The art collection of celebrated writer and civil rights activist Maya Angelou is heading to auction this month. Among the ...
This 1993 silver print of Maya Angelou by Jeanne Moutoussamy-Ashe, widow of Richmond native and tennis great Arthur Ashe, is expected to generate between $1,000 to $1,500 at the Sept. 15 sale. Courtesy of Swann Galleries

Associated Press

NEW YORK

The art collection of celebrated writer and civil rights activist Maya Angelou is heading to auction this month.

Among the highlights of the Sept. 15 Swann Galleries sale is a painted story quilt that hung in Dr. Angelou’s home. It’s a work by African-American artist Faith Ringgold titled “Maya’s Quilt of Life” that was commissioned by Oprah Winfrey for Dr. Angelou’s 69th birthday in 1989. It depicts Dr. Angelou surrounded by flowers, along with excerpts from some of her writings. It’s an acrylic on canvas with pieced fabric border that could bring $150,000 to $250,000.

The nearly 50 pieces of art were consigned to the auction house’s African-American Fine Art Department by Dr. Angelou’s estate. They’re expected to draw $400,000 to $640,000.

Dr. Angelou died last year at age 86.

“Maya’s Quilt of Life” by artist Faith Ringgold is expected to bring up to $250,000. Oprah Winfrey commissioned the 1989 piece, an acrylic on canvas with pieced fabric border, for Maya Angelou’s 69th birthday.

“Maya’s Quilt of Life” by artist Faith Ringgold is expected to bring up to $250,000. Oprah Winfrey commissioned the 1989 piece, an acrylic on canvas with pieced fabric border, for Maya Angelou’s 69th birthday.

Her son, Guy Johnson, said in an introduction to the auction catalog that “her family hopes that the art which added color and character to her daily life does the same for others.”

Her collection reflects her interest in female artists such as Elizabeth Catlett and Phoebe Beasley and African culture.

“Kumasi Market,” an oil and acrylic painting of a crowded Ghanaian market scene by African-American muralist John Biggers, is estimated to bring $100,000 to $150,000.

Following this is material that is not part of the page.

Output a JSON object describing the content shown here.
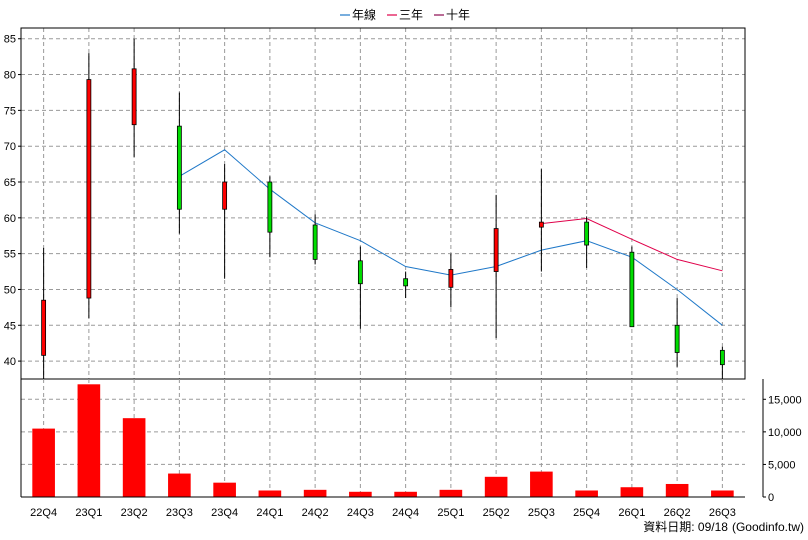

“The Obeah’s Choice,” a watercolor by Romare Bearden of two African-Caribbean women, has an estimate of $20,000 to $30,000. And a painting by Jonathan Green, “Wading in the Surf,” could bring $8,000 to $12,000.

The quilt is the only one by Ms. Ringgold to ever come to auction. It measures 6 square feet and includes passages from Dr. Angelou’s “Just Give Me a Cool Drink of Water ‘fore I Diiie,” “Gather Together in My Name,” “The Heart of a Woman” and “I Know Why the Caged Bird Sings.”

“Just as Dr. Angelou continues to serve as a source of inspiration for countless artists, writers and performers, she also found inspiration in the works of others,” her son wrote in the catalog.

“For my mother, paintings, sculpture, dance and music were ways of translating the intangible into digestible bites; these forms of art were ways of expressing feelings and emotions that resisted the confinement of words,” Mr. Johnson said.

Earlier this month, the contents of Dr. Angelou’s home in Winston-Salem, N.C., were sold during a three-day estate sale.

Her personal papers, including letters to Malcolm X and James Baldwin, are housed at the Schomburg Center for Research in Black Culture, a research unit of the New York Public Library.

The artwork will be on view at Swann Galleries from Sept. 9 through Sept. 11.